Shooting games haven't really evolved much in the past few years. Sure the graphics keep getting better, the weapons keep getting bigger, and the bosses keep getting more ridiculous, but I keep getting bored. With that said, let me point out that Nanotek Warrior is not a bad game - it's an interesting twist on a tired formula. But do a few changes make up for a repetitive premise?

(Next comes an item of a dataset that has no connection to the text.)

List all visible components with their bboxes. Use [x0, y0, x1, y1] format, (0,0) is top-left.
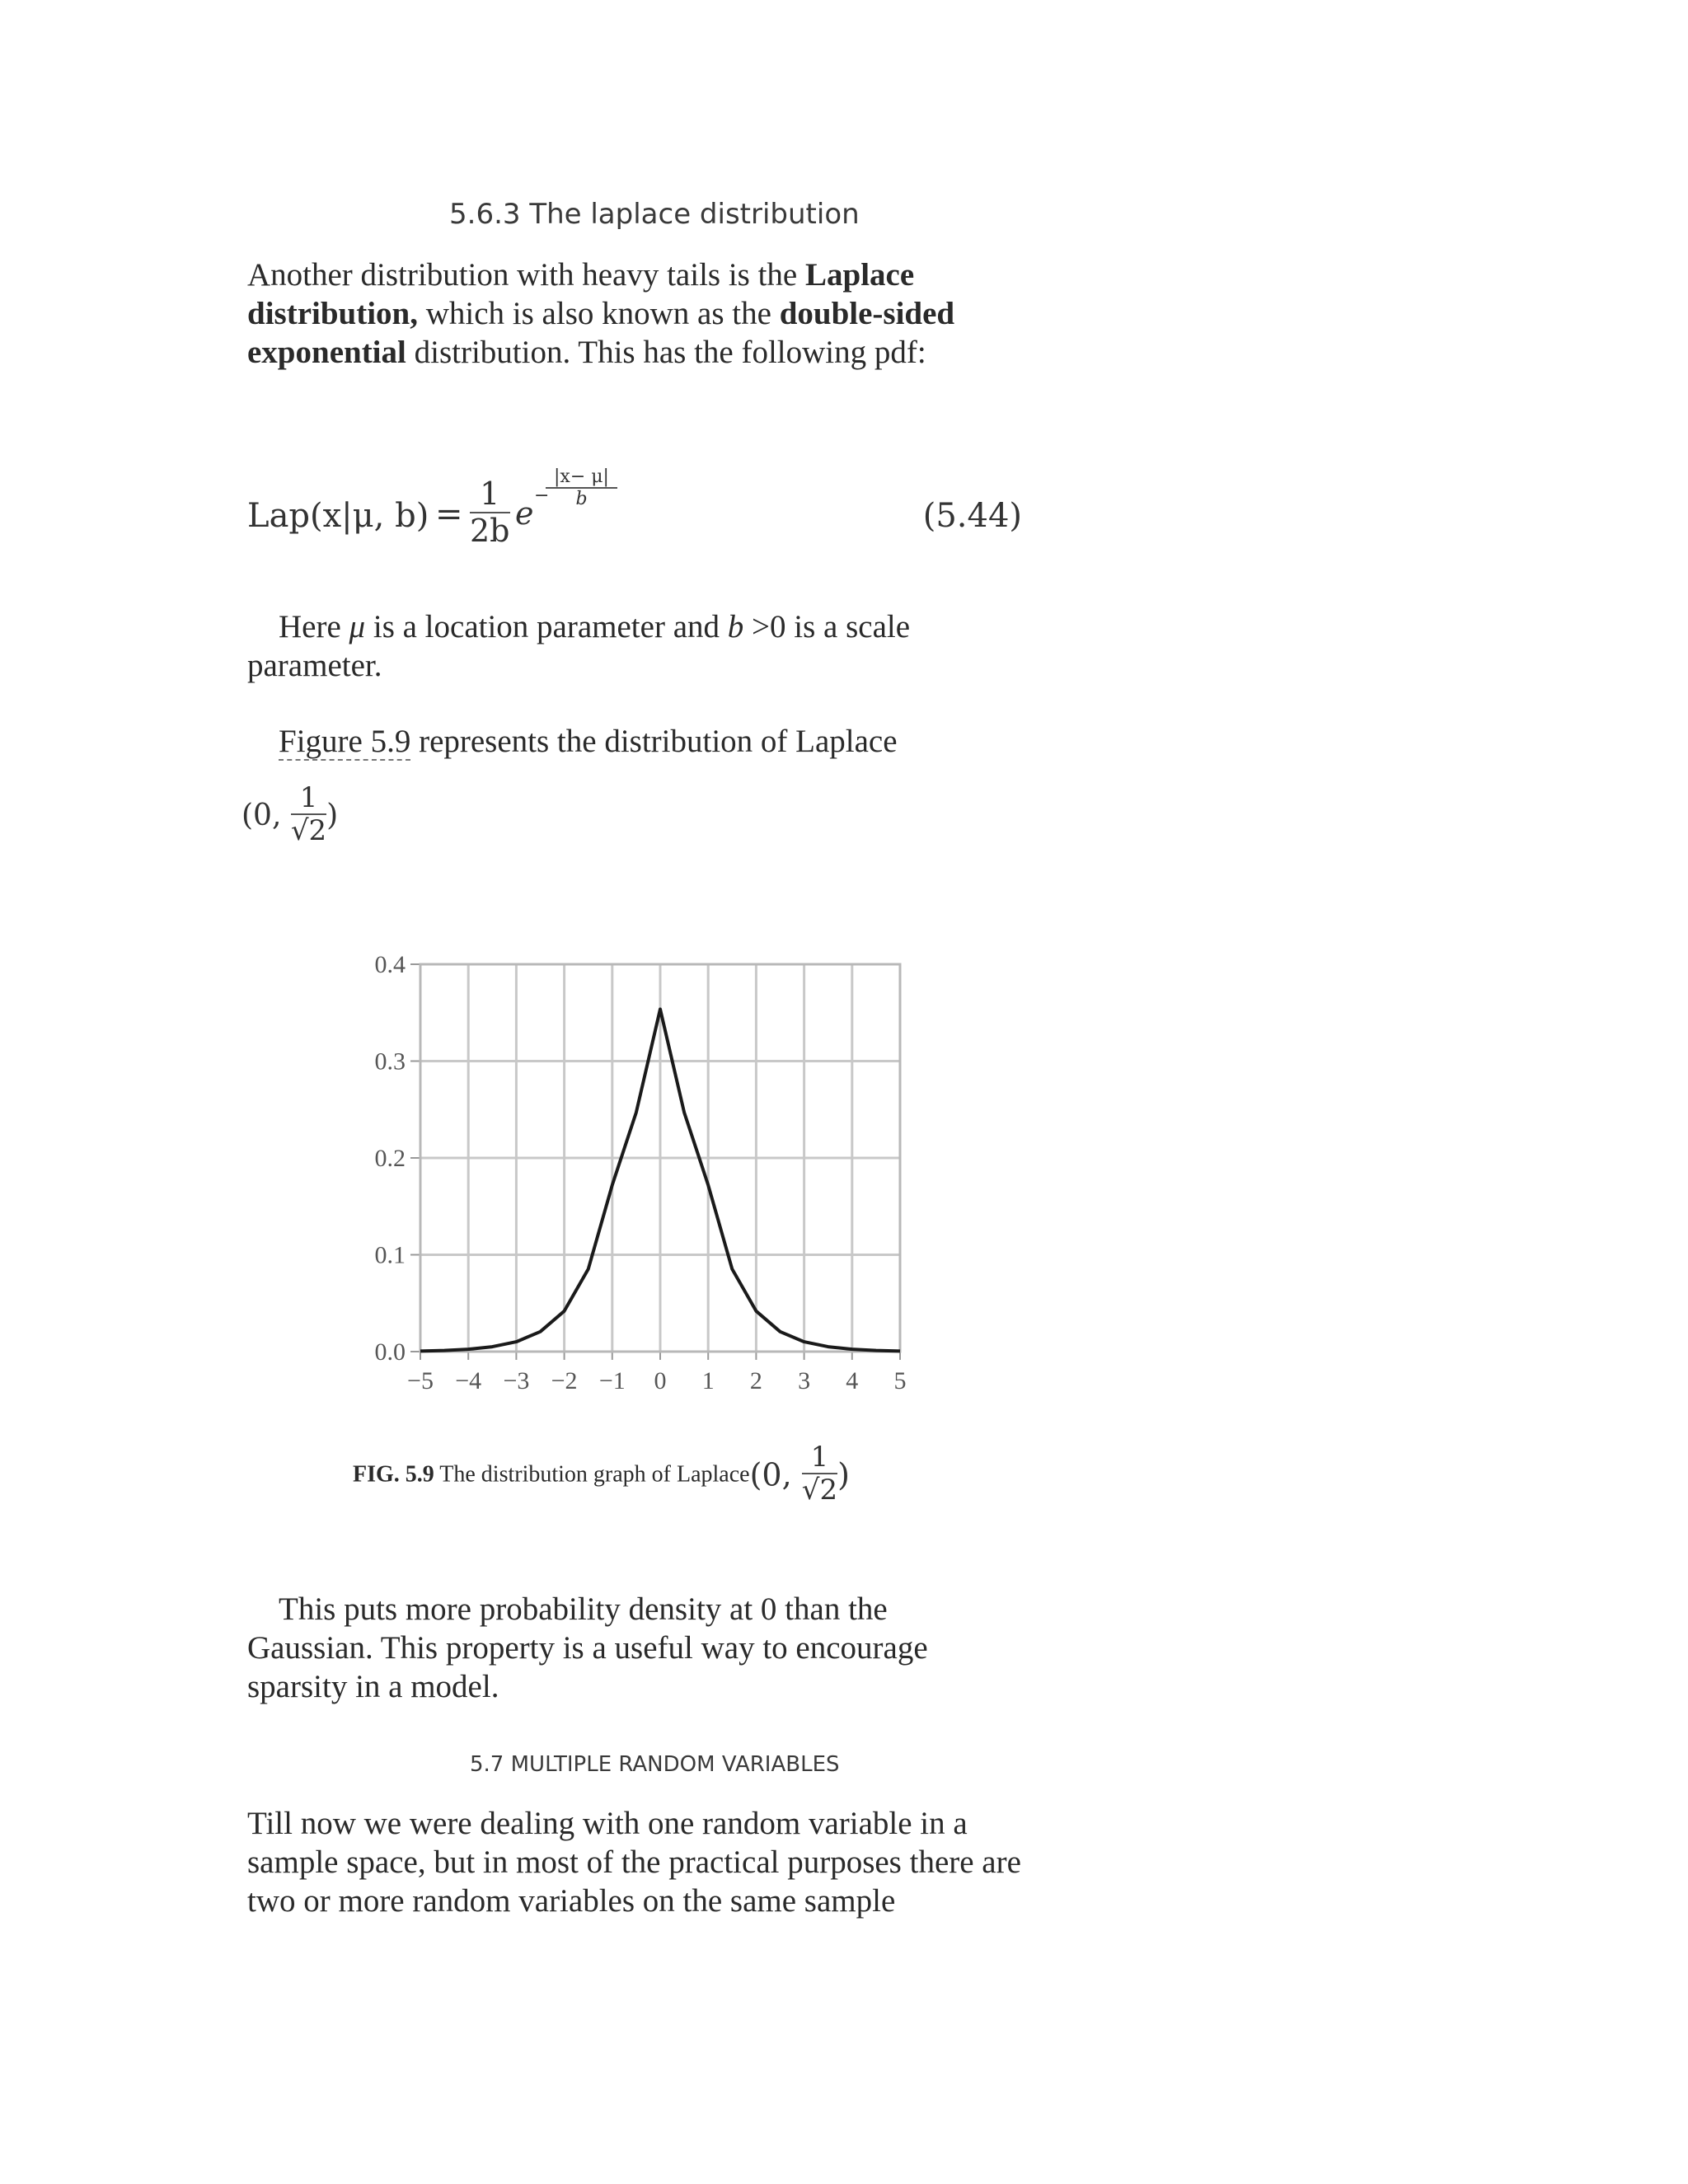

Nanotek Warrior uses a behind the back perspective, a welcome change from the familiar side-scroller and top-down perspectives found in most shooters. The action takes place outside or inside a nano-tube, and your goal as you race along is either to blow away everything in your path or to get out of its way. There are a variety of special weapons you can pick up along the tube, as well as extra energy for your shields. You can also jump off the tube briefly, either to fire at something in the air or jump over an obstacle on the surface of the tube. After each stage there is a special boss level in which you orbit around a big enemy in the center of the screen, attempting to blow it up (a la Cinematronics' vector-graphics classic Dark Castle). The action in these segments can be a little confusing, but they're a nice break from the tube-based gameplay during which you constantly move forward.
The basic storyline in Nanotek Warrior is about as thought-out as that of any shooter released in the past 10 years: It's the 23rd century, nano-technology has become a big thing, and the microscopic robots have turned evil. With a remote-controlled nano-war machine in your possession, it's your task to blast these suckers into oblivion while travelling through nano-tubes. Imagine Innerspace meets Maximum Overdrive meets Honey, I Shrunk The Kids.
The graphics in Nanotek Warrior are really good; the tube and space vehicles look really cool, and the scrolling is seamless. The sound is also terrific the music is nice, and the explosions will shake your speakers. In terms of presentation, Nanotek Warrior is one of the best shooters out there.
Nanotek Warrior suffers a bit due to the somewhat awkward play control; a paddle controller would be far more appropriate for a game that requires so much lateral movement. The fixed rate at which you turn on the tube gets a little tiresome an analog paddle could have added nuances to the play control that would make the game a bit smoother. On the grounds of visual stimulation alone, this title is worth checking out. If you are sick of shooting games, you may want to skip it but it's definitely a step towards bringing an 8-bit genre into the 32-bit era.